I only used that rather personal example to point out that the distinction between alive and dead is really a pretty simple one. And yes, of that distinction, I am very sure. As are, I'm also sure, zillions of other people. This isn't some personal opinion of mine. This is observed fact. Just because I am only talking about my observation of it, doesn't mean it isn't true. I don't need to read research to know my baby is alive when she kicks my tummy. You don't need research to tell you that if you jump off a building, you might not survive, and whatever happens, it will bloody hurt. We don't need research to tell us everything ...
since you can't exclude the possibility that the unborn baby is actually alive at the time of abortion
This is of course what I was trying to say ... : )
Since you can't be certain the unborn baby isn't alive, you should proceed as if it is. And therefore not kill it.
I haven't been pregnant, but that doesn't mean that I should be silenced?

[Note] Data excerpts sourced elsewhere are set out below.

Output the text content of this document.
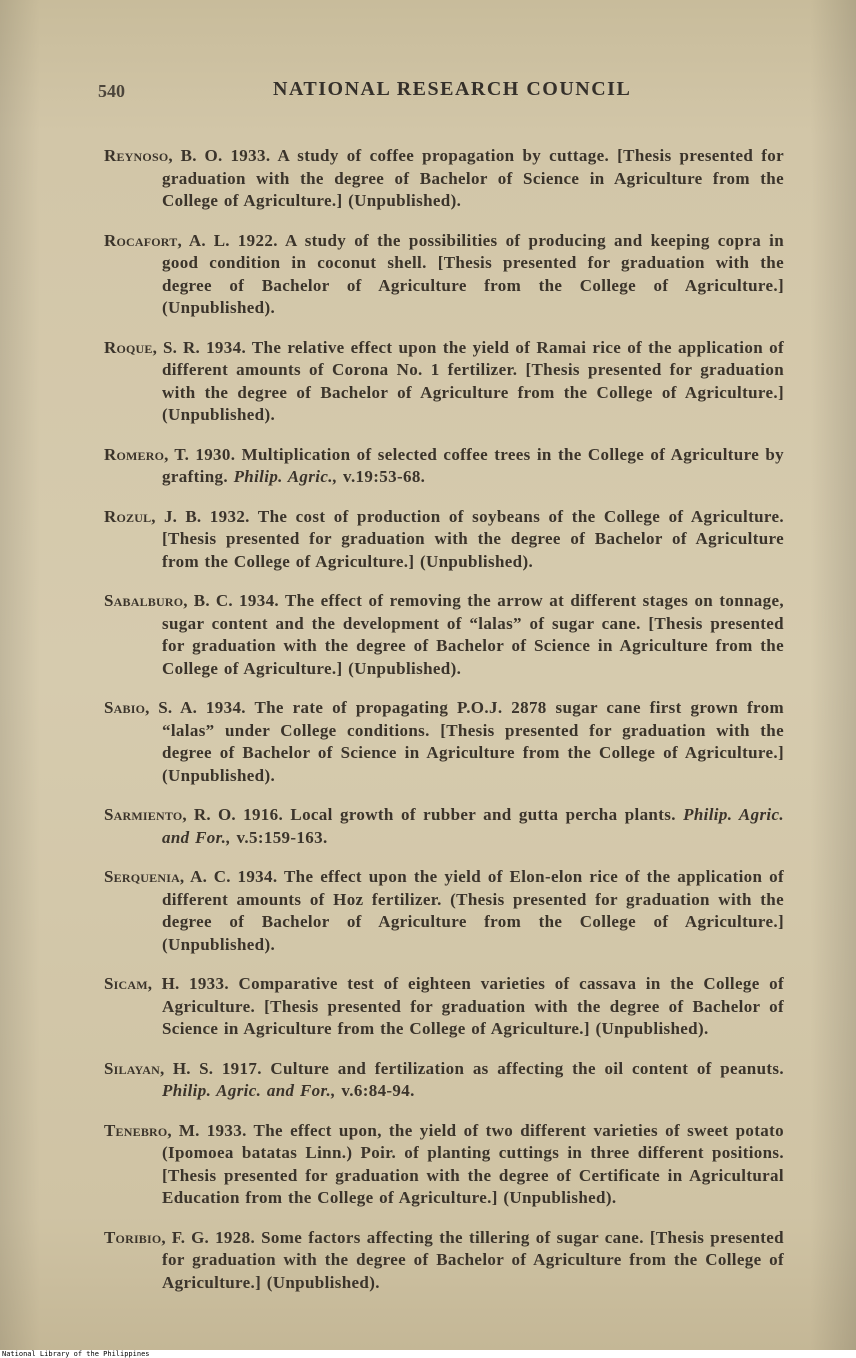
540	NATIONAL RESEARCH COUNCIL

Reynoso, B. O. 1933. A study of coffee propagation by cuttage. [Thesis presented for graduation with the degree of Bachelor of Science in Agriculture from the College of Agriculture.] (Unpublished).

Rocafort, A. L. 1922. A study of the possibilities of producing and keeping copra in good condition in coconut shell. [Thesis presented for graduation with the degree of Bachelor of Agriculture from the College of Agriculture.] (Unpublished).

Roque, S. R. 1934. The relative effect upon the yield of Ramai rice of the application of different amounts of Corona No. 1 fertilizer. [Thesis presented for graduation with the degree of Bachelor of Agriculture from the College of Agriculture.] (Unpublished).

Romero, T. 1930. Multiplication of selected coffee trees in the College of Agriculture by grafting. Philip. Agric., v.19:53-68.

Rozul, J. B. 1932. The cost of production of soybeans of the College of Agriculture. [Thesis presented for graduation with the degree of Bachelor of Agriculture from the College of Agriculture.] (Unpublished).

Sabalburo, B. C. 1934. The effect of removing the arrow at different stages on tonnage, sugar content and the development of “lalas” of sugar cane. [Thesis presented for graduation with the degree of Bachelor of Science in Agriculture from the College of Agriculture.] (Unpublished).

Sabio, S. A. 1934. The rate of propagating P.O.J. 2878 sugar cane first grown from “lalas” under College conditions. [Thesis presented for graduation with the degree of Bachelor of Science in Agriculture from the College of Agriculture.] (Unpublished).

Sarmiento, R. O. 1916. Local growth of rubber and gutta percha plants. Philip. Agric. and For., v.5:159-163.

Serquenia, A. C. 1934. The effect upon the yield of Elon-elon rice of the application of different amounts of Hoz fertilizer. (Thesis presented for graduation with the degree of Bachelor of Agriculture from the College of Agriculture.] (Unpublished).

Sicam, H. 1933. Comparative test of eighteen varieties of cassava in the College of Agriculture. [Thesis presented for graduation with the degree of Bachelor of Science in Agriculture from the College of Agriculture.] (Unpublished).

Silayan, H. S. 1917. Culture and fertilization as affecting the oil content of peanuts. Philip. Agric. and For., v.6:84-94.

Tenebro, M. 1933. The effect upon, the yield of two different varieties of sweet potato (Ipomoea batatas Linn.) Poir. of planting cuttings in three different positions. [Thesis presented for graduation with the degree of Certificate in Agricultural Education from the College of Agriculture.] (Unpublished).

Toribio, F. G. 1928. Some factors affecting the tillering of sugar cane. [Thesis presented for graduation with the degree of Bachelor of Agriculture from the College of Agriculture.] (Unpublished).

National Library of the Philippines
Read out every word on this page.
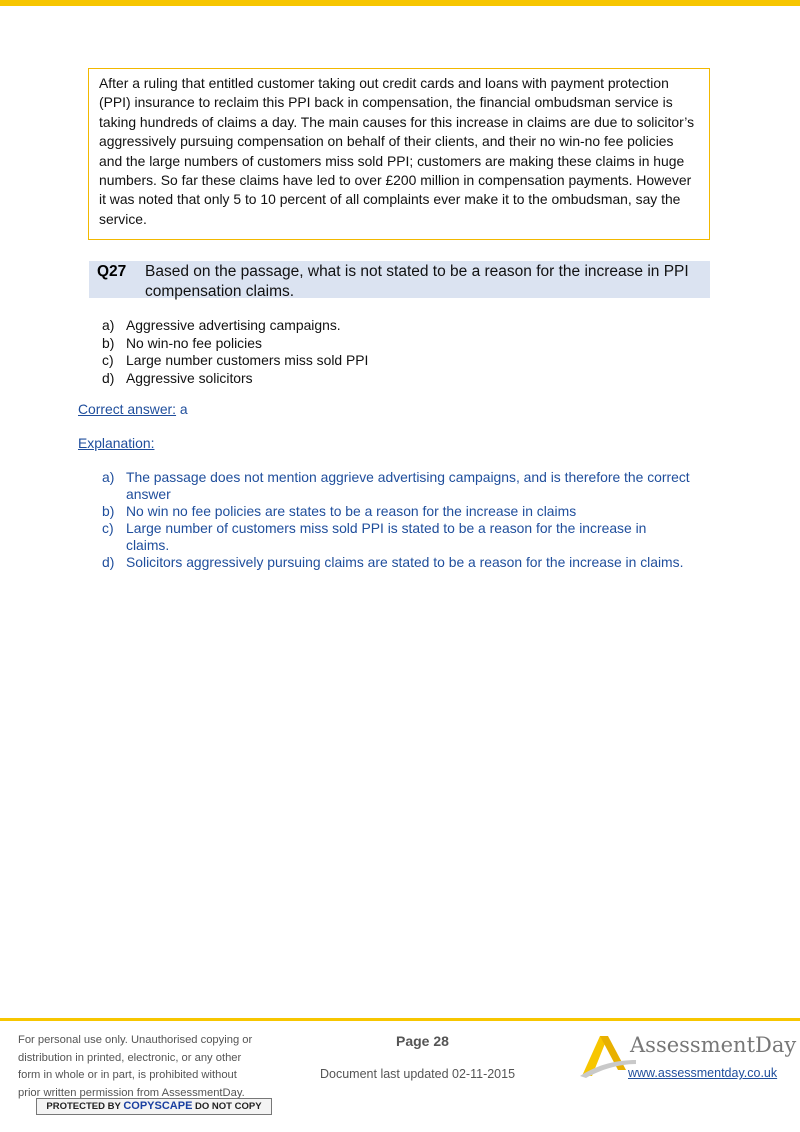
After a ruling that entitled customer taking out credit cards and loans with payment protection (PPI) insurance to reclaim this PPI back in compensation, the financial ombudsman service is taking hundreds of claims a day. The main causes for this increase in claims are due to solicitor’s aggressively pursuing compensation on behalf of their clients, and their no win-no fee policies and the large numbers of customers miss sold PPI; customers are making these claims in huge numbers. So far these claims have led to over £200 million in compensation payments. However it was noted that only 5 to 10 percent of all complaints ever make it to the ombudsman, say the service.
Q27 Based on the passage, what is not stated to be a reason for the increase in PPI compensation claims.
a) Aggressive advertising campaigns.
b) No win-no fee policies
c) Large number customers miss sold PPI
d) Aggressive solicitors
Correct answer: a
Explanation:
a) The passage does not mention aggrieve advertising campaigns, and is therefore the correct answer
b) No win no fee policies are states to be a reason for the increase in claims
c) Large number of customers miss sold PPI is stated to be a reason for the increase in claims.
d) Solicitors aggressively pursuing claims are stated to be a reason for the increase in claims.
For personal use only. Unauthorised copying or
distribution in printed, electronic, or any other
form in whole or in part, is prohibited without
prior written permission from AssessmentDay.
PROTECTED BY COPYSCAPE DO NOT COPY
Page 28
Document last updated 02-11-2015
AssessmentDay
www.assessmentday.co.uk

No, and I didn't say that. I said that as you haven't been pregnant, you haven't felt a child inside you, so you can't say 'it isn't alive' with as much conviction as those who have felt a live child inside them and know full well it is alive. The guys aren't actually claiming that unborn children aren't alive with anything like your conviction. Look: what is so difficult about this point? If you have climbed Everest, and I haven't, then you are much more of an expert on it than I am. I can say 'oh, the research tells me it isn't very cold up there' as much as I like, but if you were there, and you felt the cold, your voicing of your experience is more true than my conjecture based on research. Basically, you know, and I don't.